• Hockey Lingo

Icing
Intentionally shooting the puck from behind the center red line over your opponent's goal line. The play is halted and a face-off taken on the side of the infraction, nearest the goal line in the defending team's end.

Off -Side
When a player precedes the puck into the attacking zone i.e. crosses the opponents blue line without the puck. The play is halted and restarted with a face-off outside of the attacking zone
 



5 Hole
The space between a goalie's pads.

Back-Checking
Forwards in the opponent’s zone skate back to their own zone to protect their goal and prevent the opponents from shooting.

Blue Lines
The pair of 1-foot-wide lines that extend across the width of the ice 60 feet from each goal. They separate the ice into attacking, neutral and defending zones.

Breakaway
An offensive rush in which an attacking player breaks open and has a clear shot on the goaltender.

Butt-Ending
To hit an opponent using the end of the stick farthest from the blade. (This is illegal)

Charging
Taking three or more strides before checking an opponent. (Illegal)

Crease
The box directly in front of the goaltender.
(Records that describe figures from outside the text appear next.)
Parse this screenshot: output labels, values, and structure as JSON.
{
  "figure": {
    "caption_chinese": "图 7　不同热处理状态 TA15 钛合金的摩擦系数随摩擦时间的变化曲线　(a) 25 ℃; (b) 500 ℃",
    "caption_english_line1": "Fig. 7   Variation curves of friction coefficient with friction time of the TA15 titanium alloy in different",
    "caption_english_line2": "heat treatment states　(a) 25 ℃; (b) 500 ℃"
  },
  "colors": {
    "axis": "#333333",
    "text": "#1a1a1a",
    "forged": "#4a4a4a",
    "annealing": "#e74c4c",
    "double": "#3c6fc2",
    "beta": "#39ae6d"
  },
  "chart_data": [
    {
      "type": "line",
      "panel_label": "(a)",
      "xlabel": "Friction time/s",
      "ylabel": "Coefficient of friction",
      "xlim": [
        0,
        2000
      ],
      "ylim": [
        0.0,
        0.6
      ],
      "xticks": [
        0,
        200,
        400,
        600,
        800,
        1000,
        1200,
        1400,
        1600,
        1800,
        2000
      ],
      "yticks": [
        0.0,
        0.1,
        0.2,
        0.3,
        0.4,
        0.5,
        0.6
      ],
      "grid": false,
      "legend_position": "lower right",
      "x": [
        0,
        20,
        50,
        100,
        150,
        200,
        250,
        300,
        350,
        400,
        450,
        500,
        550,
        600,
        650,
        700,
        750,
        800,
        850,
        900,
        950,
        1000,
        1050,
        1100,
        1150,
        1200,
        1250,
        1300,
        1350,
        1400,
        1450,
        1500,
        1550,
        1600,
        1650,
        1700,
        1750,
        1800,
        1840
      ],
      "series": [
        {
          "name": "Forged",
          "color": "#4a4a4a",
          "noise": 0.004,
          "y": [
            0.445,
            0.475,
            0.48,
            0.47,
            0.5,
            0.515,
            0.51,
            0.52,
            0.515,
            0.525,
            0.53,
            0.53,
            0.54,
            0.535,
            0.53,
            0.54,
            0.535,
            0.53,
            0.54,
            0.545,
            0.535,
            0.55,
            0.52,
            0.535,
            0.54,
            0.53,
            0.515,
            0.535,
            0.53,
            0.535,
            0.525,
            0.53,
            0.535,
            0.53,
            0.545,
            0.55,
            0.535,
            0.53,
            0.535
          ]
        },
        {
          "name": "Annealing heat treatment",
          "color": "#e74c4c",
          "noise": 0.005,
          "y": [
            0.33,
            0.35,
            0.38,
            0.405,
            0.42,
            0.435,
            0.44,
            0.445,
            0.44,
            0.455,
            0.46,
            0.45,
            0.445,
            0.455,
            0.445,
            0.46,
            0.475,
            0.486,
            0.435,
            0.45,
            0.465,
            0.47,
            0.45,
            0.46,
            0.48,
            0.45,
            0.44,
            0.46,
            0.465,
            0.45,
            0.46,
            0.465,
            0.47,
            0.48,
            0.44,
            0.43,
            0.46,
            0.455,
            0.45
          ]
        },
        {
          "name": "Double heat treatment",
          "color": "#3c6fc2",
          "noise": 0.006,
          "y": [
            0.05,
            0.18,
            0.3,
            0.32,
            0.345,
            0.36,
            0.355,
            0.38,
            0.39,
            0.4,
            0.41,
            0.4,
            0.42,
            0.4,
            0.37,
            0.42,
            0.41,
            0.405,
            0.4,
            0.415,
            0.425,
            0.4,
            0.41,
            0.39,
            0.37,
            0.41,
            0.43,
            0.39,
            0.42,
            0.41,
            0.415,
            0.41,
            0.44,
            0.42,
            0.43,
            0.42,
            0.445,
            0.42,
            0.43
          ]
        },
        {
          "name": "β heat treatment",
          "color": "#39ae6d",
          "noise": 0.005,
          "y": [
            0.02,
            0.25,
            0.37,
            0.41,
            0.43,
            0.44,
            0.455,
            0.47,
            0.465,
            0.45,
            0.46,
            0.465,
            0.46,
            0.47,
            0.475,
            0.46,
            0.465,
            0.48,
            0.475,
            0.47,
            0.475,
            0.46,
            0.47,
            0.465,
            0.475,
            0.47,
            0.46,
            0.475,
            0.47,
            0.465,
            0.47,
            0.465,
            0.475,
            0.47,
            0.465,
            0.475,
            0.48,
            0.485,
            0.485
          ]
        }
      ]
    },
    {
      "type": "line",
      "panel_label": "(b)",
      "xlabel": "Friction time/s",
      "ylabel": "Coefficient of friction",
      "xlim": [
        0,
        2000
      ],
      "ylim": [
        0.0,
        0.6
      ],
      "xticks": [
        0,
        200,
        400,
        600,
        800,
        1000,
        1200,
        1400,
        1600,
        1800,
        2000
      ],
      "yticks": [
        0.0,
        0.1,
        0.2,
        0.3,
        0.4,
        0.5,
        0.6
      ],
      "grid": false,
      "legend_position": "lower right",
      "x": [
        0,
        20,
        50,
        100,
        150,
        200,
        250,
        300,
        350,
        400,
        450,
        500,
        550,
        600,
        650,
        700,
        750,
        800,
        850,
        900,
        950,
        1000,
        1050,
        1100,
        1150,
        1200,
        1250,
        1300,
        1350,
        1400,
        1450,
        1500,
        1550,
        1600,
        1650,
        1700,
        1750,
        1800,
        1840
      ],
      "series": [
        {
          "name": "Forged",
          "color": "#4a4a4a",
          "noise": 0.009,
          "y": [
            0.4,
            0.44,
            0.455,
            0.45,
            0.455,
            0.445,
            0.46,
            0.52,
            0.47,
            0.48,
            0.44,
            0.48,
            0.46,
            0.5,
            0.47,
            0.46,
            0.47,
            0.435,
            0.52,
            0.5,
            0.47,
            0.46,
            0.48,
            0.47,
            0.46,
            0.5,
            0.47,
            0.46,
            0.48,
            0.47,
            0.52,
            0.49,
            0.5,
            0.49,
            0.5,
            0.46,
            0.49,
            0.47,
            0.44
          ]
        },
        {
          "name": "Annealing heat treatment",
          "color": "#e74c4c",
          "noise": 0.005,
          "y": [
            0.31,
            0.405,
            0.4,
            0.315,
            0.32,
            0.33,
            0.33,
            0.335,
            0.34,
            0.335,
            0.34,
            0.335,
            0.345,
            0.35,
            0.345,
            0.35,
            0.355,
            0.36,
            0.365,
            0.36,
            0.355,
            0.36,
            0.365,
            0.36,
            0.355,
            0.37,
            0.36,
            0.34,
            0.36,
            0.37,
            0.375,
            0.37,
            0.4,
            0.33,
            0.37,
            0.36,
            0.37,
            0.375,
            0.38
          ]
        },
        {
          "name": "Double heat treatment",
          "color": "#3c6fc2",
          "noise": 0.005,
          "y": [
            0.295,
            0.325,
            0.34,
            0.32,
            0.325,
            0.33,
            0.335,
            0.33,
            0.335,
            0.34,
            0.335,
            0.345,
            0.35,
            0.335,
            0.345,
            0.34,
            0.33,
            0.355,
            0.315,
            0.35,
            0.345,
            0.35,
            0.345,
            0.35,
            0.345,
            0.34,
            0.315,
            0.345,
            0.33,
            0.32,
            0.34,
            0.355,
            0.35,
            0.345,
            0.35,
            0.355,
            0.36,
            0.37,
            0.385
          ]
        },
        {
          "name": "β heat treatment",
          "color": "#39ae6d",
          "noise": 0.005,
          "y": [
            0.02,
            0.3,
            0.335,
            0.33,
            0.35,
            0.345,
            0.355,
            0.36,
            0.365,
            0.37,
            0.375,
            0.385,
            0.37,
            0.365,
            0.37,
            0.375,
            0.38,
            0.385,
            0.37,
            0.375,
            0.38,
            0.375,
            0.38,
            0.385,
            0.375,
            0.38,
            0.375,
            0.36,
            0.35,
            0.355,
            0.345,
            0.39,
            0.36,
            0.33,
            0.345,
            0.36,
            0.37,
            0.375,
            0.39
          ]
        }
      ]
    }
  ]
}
It is 4 feet by 8 feet and marked off with red lines. Players who do not have the puck may not enter.

Cross-Checking
Hitting an opponent with both hands on the stick and no part of the stick on the ice. (Illegal)

Deke
A quick move intended to fake out an opponent.

Drop Pass
Puck carrier leaves the puck behind to be picked up by a trailing teammate.

Face-Off
The dropping of the puck by the referee between one player from each team to start play.

Fore-Checking
Hustling in the opponent's defensive zone by forwards to force a turnover.

Head-Manning
Passing the puck forward to an attacking teammate.

Freezing the Puck
Pinning the puck against the boards.

Goal Line
The red line that runs between the goal post and extends in both directions to the side boards.

Hat Trick
Three goals in a game by a single player.

High Stick
Raising the stick above the shoulder. If it is used near an opponent, it is a penalty. Goals scored with a high stick are disallowed.

Interference
Body contact with an opponent who does not have the puck and was not the last man to have had the puck. (Illegal)

One-Timer
Player accepts a pass and attempts a slap shot in the same motion.

Penalty Box
The area where penalized players serve their penalty time.

Penalty Shot
One-on-one showdown between shooter and goaltender. Called when a player on a breakaway is pulled down from behind.

Point
Position just inside the blue line usually manned by a defenseman when his team is in control in their own offensive zone.

Poke Check
To dislodge the puck from an opponent by stabbing the blade of the stick at the puck.

Power Play
When a team has a one-man or two-man advantage because the other team is serving a penalty.

Red Line
The line that pides the ice in half.

Save
An accurate shot blocked by the goalie.

Screen Shot
A shot the goaltender has difficulty seeing due to player(s) in front of him.

Slot
The area directly in front of the goal crease.

Sweep-Check
Using the entire length of the stick in a sweeping motion to dislodge the puck from an opponent.

Top-Shelf
Aiming a shot above either shoulder of a goaltender.

 

For the slightly more advanced

Howitszer
A really hard slap-shot.

Twisted Wrister
A really hard wrist shot.

Gong Show
Any game that gets out of hand. It could be too many penalties or a one-sided  victory. Anything negative could be deemed a gong show.  Meat Show: Basically a Gong Show featuring a lot of fights.

Tangle
A term used for a hockey fight. Others include: Dance, Tango, Beef, Throttle…you get the idea.

Blow Out
A lop-sided score for one team. There is no exact number of goals needed for a blow-out, but if a team loses 9-2…they got blown out.

Ding (dinged it)
When the puck hits the post.

Zebra
A rather nice term for a referee. Ref’s wear black and white striped jerseys, hence, resemble zebras. “Pin-stripper” could also apply.

Swiss Cheese
Swiss cheese is known to many because it has holes in it. Unfortunately, so do some goaltenders. That’s why goalies are sometimes called swiss cheese. Other terms for goalies include: stopper, target, and tenders.